Papa Francesco, il Papa ‘rottamatore’, rompe un altro tabù, e potrebbe essere un momento di svolta per la questione israelo-palestinese. Al termine di una riunione tra la delegazione del Vaticano e la delegazione palestinese, infatti, si è deciso per apporre la firma del Vaticano sul riconoscimento dello Stato palestinese. Ecco il comunicato congiunto: “Le parti hanno concordato che il lavoro della commissione sul testo dell’accordo è stato concluso, e sarà sottoposto alle rispettive autorità per l’approvazione prima di fissare una data nel prossimo futuro per la firma“.
Questo avvenimento non deve essere correlato, come fa intendere il portavoce vaticano Padre Lombardi, con la presenza di sabato del presidente palestinese Abu Mazen, che sarà in Vaticano per assistere al processo di canonizzazione delle prime due sante palestinesi.
Immediata la reazione di Israele, che ha fatto capire a chiare lettere di essere rimasta delusa dal comportamento del Vaticano. Non ci sono ancora dichiarazioni ufficiali ma, secondo fonti israeliane, “Israele è deluso nell’apprendere della decisione della Santa Sede di concordare un testo finale di accordo con i palestinesi che comprenda il termine “lo Stato di Palestina”. Questa mossa non fa avanzare il processo di pace e non contribuisce a riportare la leadership palestinese al tavolo delle trattative bilaterali. Israele esaminerà l’accordo e soppeserà conseguentemente le proprie azioni“.

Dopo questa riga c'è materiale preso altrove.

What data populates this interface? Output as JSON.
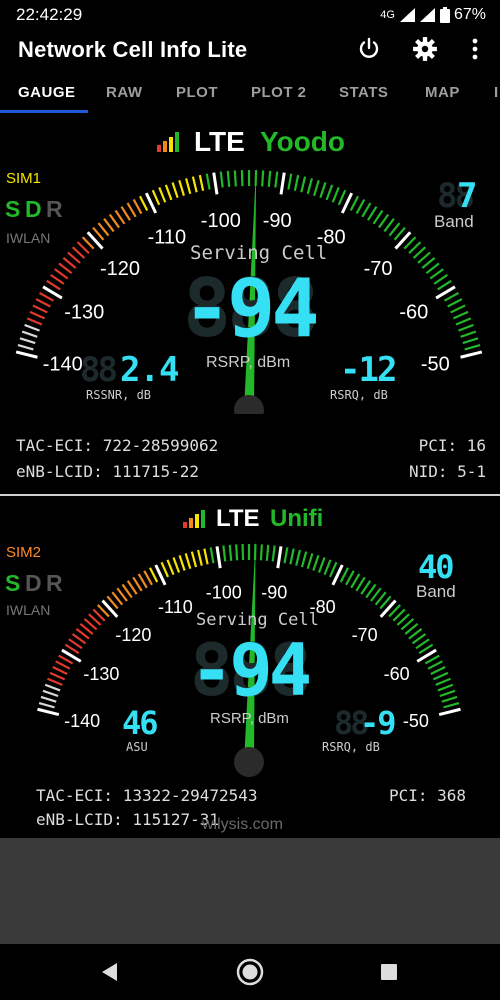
{
  "status_bar": {
    "time": "22:42:29",
    "network": "4G",
    "battery": "67%"
  },
  "app_bar": {
    "title": "Network Cell Info Lite",
    "power_icon": "power-icon",
    "settings_icon": "gear-icon",
    "overflow_icon": "more-vert-icon"
  },
  "tabs": [
    {
      "label": "GAUGE",
      "active": true
    },
    {
      "label": "RAW"
    },
    {
      "label": "PLOT"
    },
    {
      "label": "PLOT 2"
    },
    {
      "label": "STATS"
    },
    {
      "label": "MAP"
    },
    {
      "label": "I"
    }
  ],
  "scale_labels": [
    "-140",
    "-130",
    "-120",
    "-110",
    "-100",
    "-90",
    "-80",
    "-70",
    "-60",
    "-50"
  ],
  "sim1": {
    "tech": "LTE",
    "operator": "Yoodo",
    "sim_label": "SIM1",
    "sdr": [
      "S",
      "D",
      "R"
    ],
    "iwlan": "IWLAN",
    "band_value": "7",
    "band_ghost": "88",
    "band_label": "Band",
    "serving": "Serving Cell",
    "main_value": "-94",
    "main_ghost": "888",
    "unit": "RSRP, dBm",
    "left_value": "2.4",
    "left_ghost": "88",
    "left_label": "RSSNR, dB",
    "right_value": "-12",
    "right_ghost": "8",
    "right_label": "RSRQ, dB",
    "tac_eci": "TAC-ECI: 722-28599062",
    "enb_lcid": "eNB-LCID: 111715-22",
    "pci": "PCI: 16",
    "nid": "NID: 5-1",
    "needle_value": -94
  },
  "sim2": {
    "tech": "LTE",
    "operator": "Unifi",
    "sim_label": "SIM2",
    "sdr": [
      "S",
      "D",
      "R"
    ],
    "iwlan": "IWLAN",
    "band_value": "40",
    "band_ghost": "",
    "band_label": "Band",
    "serving": "Serving Cell",
    "main_value": "-94",
    "main_ghost": "888",
    "unit": "RSRP, dBm",
    "left_value": "46",
    "left_ghost": "",
    "left_label": "ASU",
    "right_value": "-9",
    "right_ghost": "88",
    "right_label": "RSRQ, dB",
    "tac_eci": "TAC-ECI: 13322-29472543",
    "enb_lcid": "eNB-LCID: 115127-31",
    "pci": "PCI: 368",
    "nid": "",
    "needle_value": -94
  },
  "watermark": "wilysis.com",
  "colors": {
    "green": "#22b82a",
    "cyan": "#35e0f5",
    "yellow": "#f5e300",
    "sim2_orange": "#ff8a2a",
    "tab_indicator": "#1e5bd8"
  },
  "nav_bar": {
    "back_icon": "back-triangle-icon",
    "home_icon": "home-circle-icon",
    "recents_icon": "recents-square-icon"
  }
}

L’inizio delle discussioni sull’accordo, risalenti al 2000, non sono appunto una novità. La notizia, piuttosto, è nell’accelerata diplomatica del Vaticano, voluta da Papa Francesco. Monsignor Antoine Camilleri, sotto-segretario per i Rapporti con gli Stati, sottolinea come l’accordo raggiunto potrà aiutare i palestinesi nel vedersi riconosciuto uno “Stato della Palestina indipendente, sovrano e democratico che viva in pace e sicurezza con Israele e i suoi vicini, nello stesso tempo incoraggiando in qualche modo la comunità internazionale, in particolare le parti più direttamente interessate, a intraprendere un`azione più incisiva per contribuire al raggiungimento di una pace duratura e all’auspicata soluzione dei due Stati”.